Nous avons eu la chance d’être très soutenus par la ville de Nice et par le département, les deux financeurs de l’opéra (nous n’avons aucune subvention de l’état). Nous n’avons annulé aucun spectacle cette saison, et n’avons renoncé à rien pour la prochaine. Cela fait de l’Opéra de Nice le premier opéra français après Paris en termes de levers de rideau, avec 344 représentations, tous types de spectacles confondus (l’Opéra en avait une centaine par saison avant mon arrivée). Nous présenterons 11 titres lyriques, avec l’un des plus petits budgets lyriques de France. Nous menons des coproductions nationales et internationales, avec le TCE, l’Opéra Comique, le Met, l’Opéra de Cologne, etc. Ces projets sont au-dessus de nos moyens sur le papier, bien que je ne dépasse pas notre budget d’un centime. Il y a à Nice un amour des voix : je mets donc aussi des moyens pour avoir d’excellentes distributions. Les chanteurs aiment venir à Nice : il fait beau même en hiver et leur loge dispose d’une vue sur la mer. Cela nous aide à les attirer.
Dans votre dernière interview à Ôlyrix, vous évoquiez une grande refonte de l’organisation de l’Opéra et de son organigramme : où en êtes-vous ?
Nous préparons un changement de statut de l’Opéra de Nice. Nous sommes en régie municipale directe et nous travaillons depuis quelques mois avec les services de la ville pour devenir un EPA, un Etablissement Public Administratif, pour passer en régie personnalisée. Nous aurons ainsi une totale autonomie par rapport à la ville de Nice. Si tout se passe bien nous changerons de statut au 1er janvier 2024. Parallèlement, nous sommes candidats au statut d’opéra national car nous avons la chance de répondre au cahier des charges : notre répertoire va du baroque jusqu’à la création, nous disposons dans la maison d’un orchestre, d’un chœur et d’un ballet, et nous avons des ateliers de costumes et décors. En région, seuls Bordeaux et Lyon (et Toulouse mais avec un orchestre indépendant juridiquement) disposent de tout ce panel. Cela nous amène à revoir les règlements de nos forces artistiques. La ville de Nice nous accompagnera ainsi pour réévaluer leurs salaires, qui n’ont pas augmenté depuis 40 ans, ce qui faisait par exemple de notre orchestre le moins bien payé de France. Le règlement de l’orchestre n’avait plus évolué depuis 1983, alors que le monde change et la vie des orchestres évolue : nous travaillons donc à sa refonte. Ces nouveaux règlements intégreront par exemple un accord audiovisuel, avec une avance forfaitaire intégrée aux salaires. Il est en effet très important que nous puissions être visibles sur les plateformes numériques. Or, cela nous était jusqu’ici difficile.

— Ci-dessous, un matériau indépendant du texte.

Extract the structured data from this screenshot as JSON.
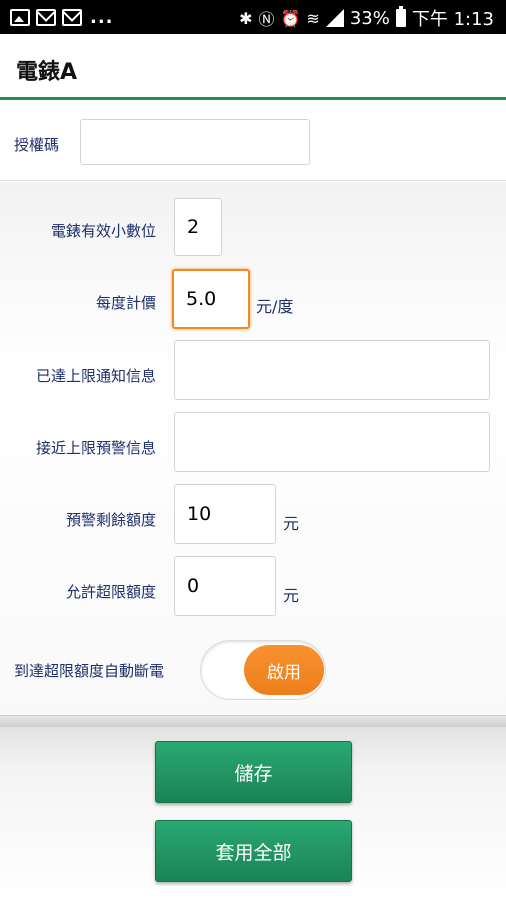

Vous ambitionniez de réaliser des investissements à la Diacosmie mais aucun spectacle n’y est prévu la saison prochaine : pourquoi ?

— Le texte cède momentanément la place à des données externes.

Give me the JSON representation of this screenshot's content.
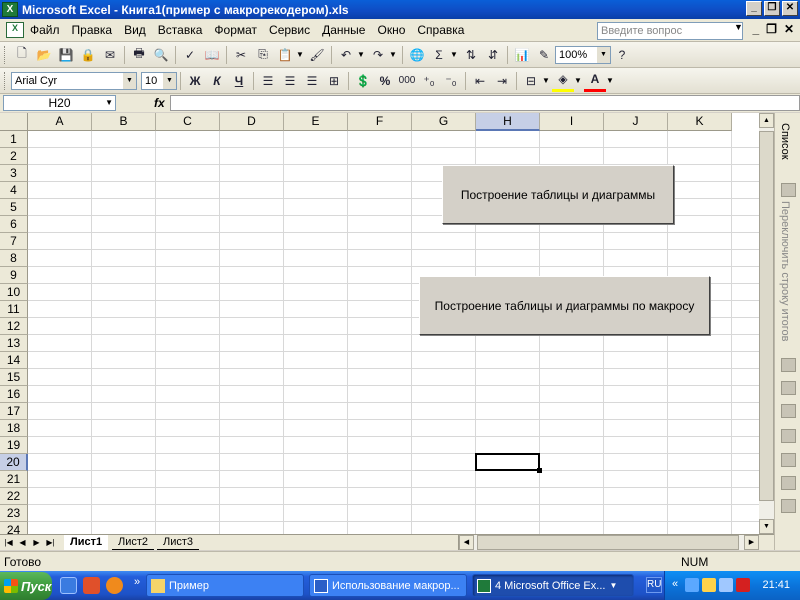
{
  "window": {
    "title": "Microsoft Excel - Книга1(пример с макрорекодером).xls",
    "app_icon": "X"
  },
  "menu": {
    "doc_icon": "excel-doc-icon",
    "items": [
      "Файл",
      "Правка",
      "Вид",
      "Вставка",
      "Формат",
      "Сервис",
      "Данные",
      "Окно",
      "Справка"
    ],
    "help_placeholder": "Введите вопрос"
  },
  "toolbar": {
    "zoom": "100%"
  },
  "format_toolbar": {
    "font_name": "Arial Cyr",
    "font_size": "10",
    "bold": "Ж",
    "italic": "К",
    "underline": "Ч",
    "percent": "%",
    "thousands": "000"
  },
  "formula_bar": {
    "cell_ref": "H20",
    "fx": "fx",
    "formula": ""
  },
  "sheet": {
    "columns": [
      "A",
      "B",
      "C",
      "D",
      "E",
      "F",
      "G",
      "H",
      "I",
      "J",
      "K"
    ],
    "rows": [
      "1",
      "2",
      "3",
      "4",
      "5",
      "6",
      "7",
      "8",
      "9",
      "10",
      "11",
      "12",
      "13",
      "14",
      "15",
      "16",
      "17",
      "18",
      "19",
      "20",
      "21",
      "22",
      "23",
      "24"
    ],
    "active_column": "H",
    "active_row": "20",
    "buttons": {
      "build_table_chart": "Построение таблицы и диаграммы",
      "build_table_chart_macro": "Построение таблицы и диаграммы по макросу"
    }
  },
  "sheet_tabs": [
    "Лист1",
    "Лист2",
    "Лист3"
  ],
  "task_pane": {
    "list_label": "Список",
    "totals_label": "Переключить строку итогов"
  },
  "status": {
    "text": "Готово",
    "num": "NUM"
  },
  "taskbar": {
    "start": "Пуск",
    "items": [
      "Пример",
      "Использование макрор...",
      "4 Microsoft Office Ex..."
    ],
    "lang": "RU",
    "clock": "21:41"
  }
}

Nous avons en effet dû interrompre ce projet de développer des spectacles à la Diacosmie car ce n’est pas un Etablissement Recevant du Public (il manque par exemple des sorties de secours) et il ne nous était plus possible d’obtenir de dérogations. Aujourd’hui, nous ne pouvons pas réaliser les investissements qui seraient nécessaires pour atteindre les normes : nous ne bénéficierons en effet plus de cette seconde scène la saison prochaine.

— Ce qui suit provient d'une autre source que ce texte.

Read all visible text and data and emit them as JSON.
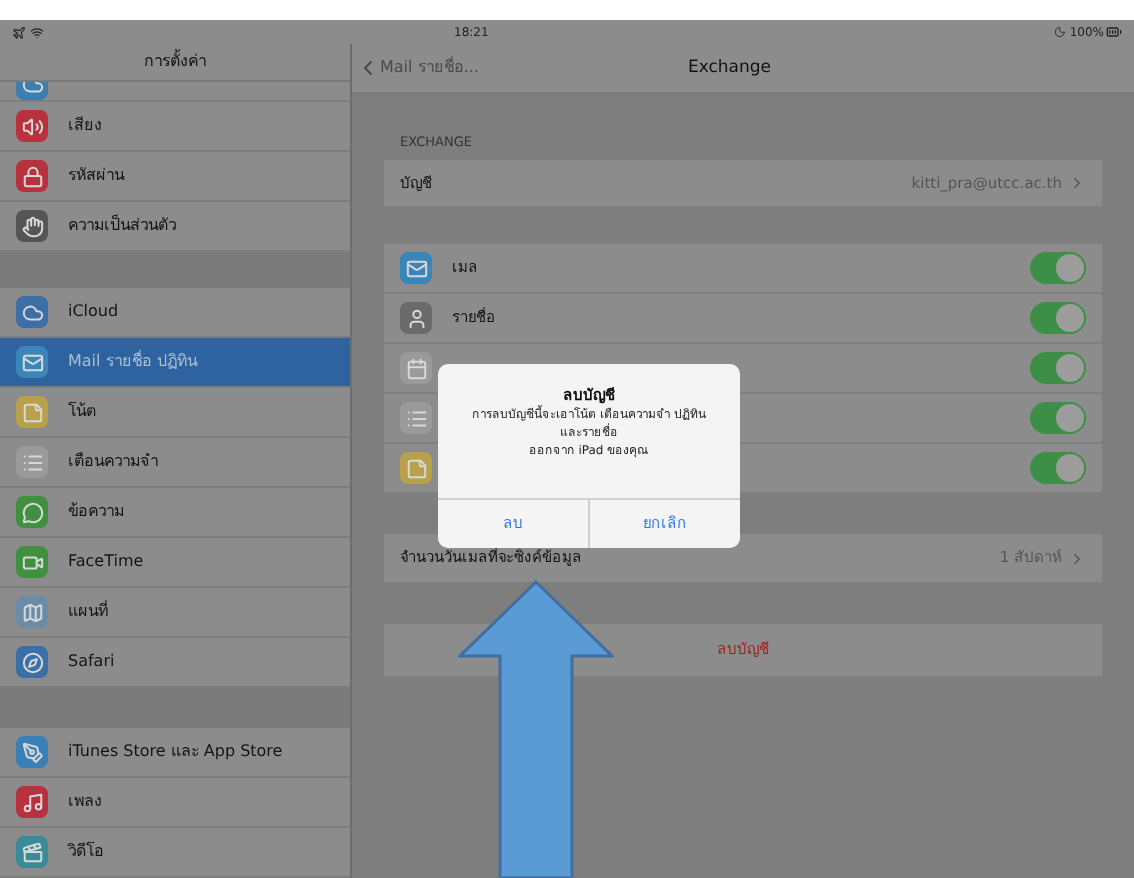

Lors de la présentation de votre projet, vous souhaitiez montrer de l’audace et un répertoire élargi : comment cela se concrétisera-t-il la saison prochaine ?
Nous avons eu une saison très italianisante, avec certes des relectures par les mises en scène. Nous avons démarré avec La Somnambule, une production prestigieuse avec le Met et le TCE, puis Lucia di Lammermoor qui était un report, plutôt conventionnel. Nous avons ensuite joué Falstaff qui se passait dans le 93, et La Bohème replacée dans les années sida, une relecture très forte. C’est une saison classique en termes de répertoire : en cela la saison prochaine est plus audacieuse.
Votre saison a pour thème « Se laisser surprendre » : comment l’avez-vous construite ?
L’idée était d’avoir une thématique générale entre l’art et le sport. Nous aurons énormément d’ouvrages donnés pour la première fois à l’Opéra de Nice la saison prochaine. Pour exceller dans ce sport de combat qu’est l’art, il faut parfois savoir baisser sa garde et se laisser surprendre. Nous déclinons ce thème à travers nos programmations lyriques, chorégraphiques et symphoniques qui bouleversent les codes.
Nice accueillera plusieurs évènements sportifs d’importance la saison prochaine : en quoi cela a-t-il guidé votre programmation ?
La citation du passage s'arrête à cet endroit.